Goodman also lambasted faculty and their representative groups for not standing with students who were lobbying for the protection to remain, noting that students have routinely rallied in support of educators and staff issues.

“My question is, where is that courage? That’s the courage we need to be expressing here today,” Goodman said. “So I say to the board, let’s have the courage like we have in the past.”

While in agreement that staff and students should be treated the same, Trustees Lisa Petrides and Richard Holober still emphasized the importance of balancing religious beliefs with public safety. They both advocated for having stronger language included in the policy outlining the types of safety measures to which unvaccinated students and faculty would be subject.

Holober also pushed back on public comments comparing the vaccine mandates to the Nazi era human experimentation.

“I’m personally very offended,” Holober said. “No one is being coerced.”

Petrides noted that no established religion has formally come out against the vaccines on the market. Responding to public concerns for taking a medication that uses aborted fetal cells during research, Petrides said she’d also like to see a requirement that people attest to not consuming other medications on the market with similar research practices like Tylenol, Claritin, Zoloft and Motrin.

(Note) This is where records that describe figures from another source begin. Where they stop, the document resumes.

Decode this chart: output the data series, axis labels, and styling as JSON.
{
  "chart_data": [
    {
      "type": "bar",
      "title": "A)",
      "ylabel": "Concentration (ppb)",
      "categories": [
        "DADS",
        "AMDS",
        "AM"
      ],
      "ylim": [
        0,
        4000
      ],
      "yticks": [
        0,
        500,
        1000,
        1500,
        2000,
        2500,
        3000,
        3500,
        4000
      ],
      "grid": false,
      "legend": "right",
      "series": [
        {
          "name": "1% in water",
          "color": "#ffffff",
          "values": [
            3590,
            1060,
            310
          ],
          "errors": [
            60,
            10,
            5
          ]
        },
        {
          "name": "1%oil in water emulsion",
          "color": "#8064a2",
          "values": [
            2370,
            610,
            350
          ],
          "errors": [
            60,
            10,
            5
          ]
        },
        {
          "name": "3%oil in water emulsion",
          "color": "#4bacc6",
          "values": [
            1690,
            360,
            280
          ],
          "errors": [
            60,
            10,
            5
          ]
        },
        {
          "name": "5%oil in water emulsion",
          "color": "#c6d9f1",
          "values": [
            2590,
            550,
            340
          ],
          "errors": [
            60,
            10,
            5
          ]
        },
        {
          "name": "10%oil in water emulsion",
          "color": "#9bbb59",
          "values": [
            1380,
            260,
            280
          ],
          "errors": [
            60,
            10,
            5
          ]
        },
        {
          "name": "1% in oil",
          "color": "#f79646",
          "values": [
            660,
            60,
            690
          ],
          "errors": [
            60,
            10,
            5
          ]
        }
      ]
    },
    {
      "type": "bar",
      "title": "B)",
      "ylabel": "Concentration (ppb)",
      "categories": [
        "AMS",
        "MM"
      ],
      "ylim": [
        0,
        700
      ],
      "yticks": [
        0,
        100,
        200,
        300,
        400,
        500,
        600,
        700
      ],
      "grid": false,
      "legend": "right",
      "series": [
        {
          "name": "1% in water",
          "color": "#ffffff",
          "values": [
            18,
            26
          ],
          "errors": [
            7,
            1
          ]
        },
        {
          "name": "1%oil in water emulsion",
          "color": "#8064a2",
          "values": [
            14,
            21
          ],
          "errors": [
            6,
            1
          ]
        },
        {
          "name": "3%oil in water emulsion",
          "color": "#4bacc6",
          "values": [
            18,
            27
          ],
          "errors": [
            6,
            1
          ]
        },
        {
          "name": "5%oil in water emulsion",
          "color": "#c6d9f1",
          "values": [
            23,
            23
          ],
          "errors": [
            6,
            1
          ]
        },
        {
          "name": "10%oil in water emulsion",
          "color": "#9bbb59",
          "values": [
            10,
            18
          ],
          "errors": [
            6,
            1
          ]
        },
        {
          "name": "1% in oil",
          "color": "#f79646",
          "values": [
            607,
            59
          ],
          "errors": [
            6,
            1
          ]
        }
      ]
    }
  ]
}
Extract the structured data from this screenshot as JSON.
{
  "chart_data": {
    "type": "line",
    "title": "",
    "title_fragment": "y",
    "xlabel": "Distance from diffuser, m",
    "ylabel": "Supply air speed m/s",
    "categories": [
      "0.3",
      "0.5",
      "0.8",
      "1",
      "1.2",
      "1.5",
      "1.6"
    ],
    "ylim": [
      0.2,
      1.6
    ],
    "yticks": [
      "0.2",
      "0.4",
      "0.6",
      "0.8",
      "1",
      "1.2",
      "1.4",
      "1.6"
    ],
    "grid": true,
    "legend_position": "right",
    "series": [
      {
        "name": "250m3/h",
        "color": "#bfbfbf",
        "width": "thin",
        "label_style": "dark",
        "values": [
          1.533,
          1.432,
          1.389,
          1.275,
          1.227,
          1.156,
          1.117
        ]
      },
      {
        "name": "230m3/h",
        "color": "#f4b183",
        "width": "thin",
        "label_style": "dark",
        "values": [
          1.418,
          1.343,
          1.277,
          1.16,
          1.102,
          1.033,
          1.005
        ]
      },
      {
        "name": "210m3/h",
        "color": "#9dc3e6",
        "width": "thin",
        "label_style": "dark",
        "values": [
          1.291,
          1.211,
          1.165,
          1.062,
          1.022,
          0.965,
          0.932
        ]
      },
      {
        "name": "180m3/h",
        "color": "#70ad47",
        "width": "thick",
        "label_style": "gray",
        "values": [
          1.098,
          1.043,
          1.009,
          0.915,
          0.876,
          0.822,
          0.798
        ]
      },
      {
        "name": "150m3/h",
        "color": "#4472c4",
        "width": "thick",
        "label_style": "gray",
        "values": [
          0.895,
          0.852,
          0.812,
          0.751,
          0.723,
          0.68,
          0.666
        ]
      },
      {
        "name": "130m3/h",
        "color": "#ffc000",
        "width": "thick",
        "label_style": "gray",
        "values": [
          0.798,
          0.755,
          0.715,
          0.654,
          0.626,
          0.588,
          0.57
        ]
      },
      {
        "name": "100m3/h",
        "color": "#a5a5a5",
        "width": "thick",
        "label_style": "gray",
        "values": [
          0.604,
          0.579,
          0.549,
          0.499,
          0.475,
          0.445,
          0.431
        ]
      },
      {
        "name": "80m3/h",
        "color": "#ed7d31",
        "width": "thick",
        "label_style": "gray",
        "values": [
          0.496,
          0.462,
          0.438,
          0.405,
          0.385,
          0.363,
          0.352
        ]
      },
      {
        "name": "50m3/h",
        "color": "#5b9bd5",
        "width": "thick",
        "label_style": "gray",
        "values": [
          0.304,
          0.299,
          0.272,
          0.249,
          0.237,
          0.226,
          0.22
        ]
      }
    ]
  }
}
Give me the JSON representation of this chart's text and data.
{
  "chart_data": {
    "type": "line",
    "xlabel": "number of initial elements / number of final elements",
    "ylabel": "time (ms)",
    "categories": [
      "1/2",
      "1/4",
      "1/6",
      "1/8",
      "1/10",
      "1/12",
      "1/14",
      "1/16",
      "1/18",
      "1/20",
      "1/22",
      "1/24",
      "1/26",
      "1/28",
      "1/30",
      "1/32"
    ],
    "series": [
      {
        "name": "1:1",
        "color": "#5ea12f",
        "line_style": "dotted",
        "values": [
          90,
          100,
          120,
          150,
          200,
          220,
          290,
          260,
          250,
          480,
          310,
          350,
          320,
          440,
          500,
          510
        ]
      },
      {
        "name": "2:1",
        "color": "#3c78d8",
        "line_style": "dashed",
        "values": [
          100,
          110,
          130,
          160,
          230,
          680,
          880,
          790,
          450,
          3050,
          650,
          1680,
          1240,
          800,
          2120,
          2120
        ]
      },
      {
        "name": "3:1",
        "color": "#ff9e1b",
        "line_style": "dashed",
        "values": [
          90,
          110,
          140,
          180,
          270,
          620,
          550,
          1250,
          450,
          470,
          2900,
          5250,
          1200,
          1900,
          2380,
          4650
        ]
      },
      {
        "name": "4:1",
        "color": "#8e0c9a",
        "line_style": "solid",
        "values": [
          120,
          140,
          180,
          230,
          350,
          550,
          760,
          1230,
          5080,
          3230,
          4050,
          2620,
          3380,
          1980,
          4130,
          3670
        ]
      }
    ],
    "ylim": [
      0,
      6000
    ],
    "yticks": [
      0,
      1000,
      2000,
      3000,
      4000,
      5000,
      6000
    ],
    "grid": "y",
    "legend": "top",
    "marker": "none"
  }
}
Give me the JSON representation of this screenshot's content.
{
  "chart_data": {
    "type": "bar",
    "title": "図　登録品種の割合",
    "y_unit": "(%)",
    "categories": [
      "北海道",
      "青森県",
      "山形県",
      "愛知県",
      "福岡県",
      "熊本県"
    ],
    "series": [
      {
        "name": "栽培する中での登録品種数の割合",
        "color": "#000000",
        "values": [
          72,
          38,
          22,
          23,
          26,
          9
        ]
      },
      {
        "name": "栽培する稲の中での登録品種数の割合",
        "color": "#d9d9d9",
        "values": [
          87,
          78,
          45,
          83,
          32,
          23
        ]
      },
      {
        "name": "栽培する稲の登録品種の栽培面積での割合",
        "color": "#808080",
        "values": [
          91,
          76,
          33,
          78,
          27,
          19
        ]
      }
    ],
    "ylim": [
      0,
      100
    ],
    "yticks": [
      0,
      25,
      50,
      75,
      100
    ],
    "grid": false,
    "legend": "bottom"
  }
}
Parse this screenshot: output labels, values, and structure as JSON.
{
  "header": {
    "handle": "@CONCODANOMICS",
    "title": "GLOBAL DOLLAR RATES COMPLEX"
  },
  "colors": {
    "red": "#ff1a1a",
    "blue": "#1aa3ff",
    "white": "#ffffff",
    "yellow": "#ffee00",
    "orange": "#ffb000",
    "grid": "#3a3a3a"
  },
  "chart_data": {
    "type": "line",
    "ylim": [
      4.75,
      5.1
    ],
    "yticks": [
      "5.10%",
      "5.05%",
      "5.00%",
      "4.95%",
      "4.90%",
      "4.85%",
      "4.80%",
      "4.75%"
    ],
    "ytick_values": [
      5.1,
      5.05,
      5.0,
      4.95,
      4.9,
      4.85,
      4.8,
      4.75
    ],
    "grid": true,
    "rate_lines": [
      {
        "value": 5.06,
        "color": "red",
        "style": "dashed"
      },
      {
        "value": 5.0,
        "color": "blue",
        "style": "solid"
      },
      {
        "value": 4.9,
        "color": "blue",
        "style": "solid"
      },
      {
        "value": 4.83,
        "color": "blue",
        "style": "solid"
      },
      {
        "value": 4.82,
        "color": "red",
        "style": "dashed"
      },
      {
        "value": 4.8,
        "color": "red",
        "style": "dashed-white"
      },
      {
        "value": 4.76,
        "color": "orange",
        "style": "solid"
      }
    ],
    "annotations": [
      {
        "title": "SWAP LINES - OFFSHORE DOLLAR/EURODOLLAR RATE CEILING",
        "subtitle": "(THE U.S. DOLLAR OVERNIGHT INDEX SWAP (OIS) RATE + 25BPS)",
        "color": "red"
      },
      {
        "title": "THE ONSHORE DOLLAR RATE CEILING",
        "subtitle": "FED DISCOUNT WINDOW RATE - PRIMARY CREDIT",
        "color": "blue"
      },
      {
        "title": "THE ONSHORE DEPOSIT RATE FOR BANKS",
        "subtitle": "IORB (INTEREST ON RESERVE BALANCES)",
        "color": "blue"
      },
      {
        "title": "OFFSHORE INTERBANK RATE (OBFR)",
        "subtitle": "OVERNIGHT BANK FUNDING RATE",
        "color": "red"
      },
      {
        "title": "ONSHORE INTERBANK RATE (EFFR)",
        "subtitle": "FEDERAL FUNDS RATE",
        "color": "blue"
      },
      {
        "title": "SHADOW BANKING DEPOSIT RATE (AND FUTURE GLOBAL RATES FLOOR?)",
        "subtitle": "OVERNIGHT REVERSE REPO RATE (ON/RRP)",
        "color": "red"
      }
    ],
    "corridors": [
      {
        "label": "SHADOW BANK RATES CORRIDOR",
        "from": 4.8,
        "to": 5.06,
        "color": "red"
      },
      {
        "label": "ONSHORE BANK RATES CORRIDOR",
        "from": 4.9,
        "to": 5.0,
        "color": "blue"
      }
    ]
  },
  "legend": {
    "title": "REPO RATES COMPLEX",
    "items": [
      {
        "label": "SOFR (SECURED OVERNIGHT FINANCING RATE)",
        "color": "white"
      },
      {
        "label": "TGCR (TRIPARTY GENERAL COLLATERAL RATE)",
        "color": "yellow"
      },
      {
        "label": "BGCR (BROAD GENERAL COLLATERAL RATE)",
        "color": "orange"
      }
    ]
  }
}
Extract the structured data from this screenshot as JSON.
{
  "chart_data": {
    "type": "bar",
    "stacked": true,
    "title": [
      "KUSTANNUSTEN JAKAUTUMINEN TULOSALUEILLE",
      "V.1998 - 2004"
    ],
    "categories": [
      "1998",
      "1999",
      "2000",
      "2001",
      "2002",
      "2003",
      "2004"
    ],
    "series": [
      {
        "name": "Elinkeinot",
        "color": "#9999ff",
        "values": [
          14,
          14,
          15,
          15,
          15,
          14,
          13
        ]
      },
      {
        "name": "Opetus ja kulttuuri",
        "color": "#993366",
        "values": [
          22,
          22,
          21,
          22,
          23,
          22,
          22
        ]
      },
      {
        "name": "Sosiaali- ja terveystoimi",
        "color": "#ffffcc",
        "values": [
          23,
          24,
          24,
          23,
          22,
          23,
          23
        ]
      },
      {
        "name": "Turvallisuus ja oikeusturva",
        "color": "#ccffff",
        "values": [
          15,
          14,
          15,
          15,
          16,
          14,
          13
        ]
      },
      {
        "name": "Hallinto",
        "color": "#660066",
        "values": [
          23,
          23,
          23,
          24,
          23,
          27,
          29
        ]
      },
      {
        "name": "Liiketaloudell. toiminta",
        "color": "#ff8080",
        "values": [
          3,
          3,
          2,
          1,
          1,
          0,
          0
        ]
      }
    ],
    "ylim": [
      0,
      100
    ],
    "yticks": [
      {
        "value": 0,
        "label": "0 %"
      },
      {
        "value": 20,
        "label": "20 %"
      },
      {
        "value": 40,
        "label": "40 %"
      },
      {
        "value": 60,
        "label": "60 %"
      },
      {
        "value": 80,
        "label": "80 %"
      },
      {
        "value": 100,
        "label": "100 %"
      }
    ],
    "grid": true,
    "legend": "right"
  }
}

With a 5-0 vote, the board ultimately sided with calls to include religious exemption of vaccines for students while also emphasizing that unvaccinated students and faculty will likely be subject to other safety measures.

“This world has decided that COVID is real and it is something that is transmissible. It’s something that we live with and, for the time being, it’s a given and we have to accept it as that,” board President Tom Nuris said. “We have to make sure that we have protocols and procedures in place to make sure it’s safe for everybody.”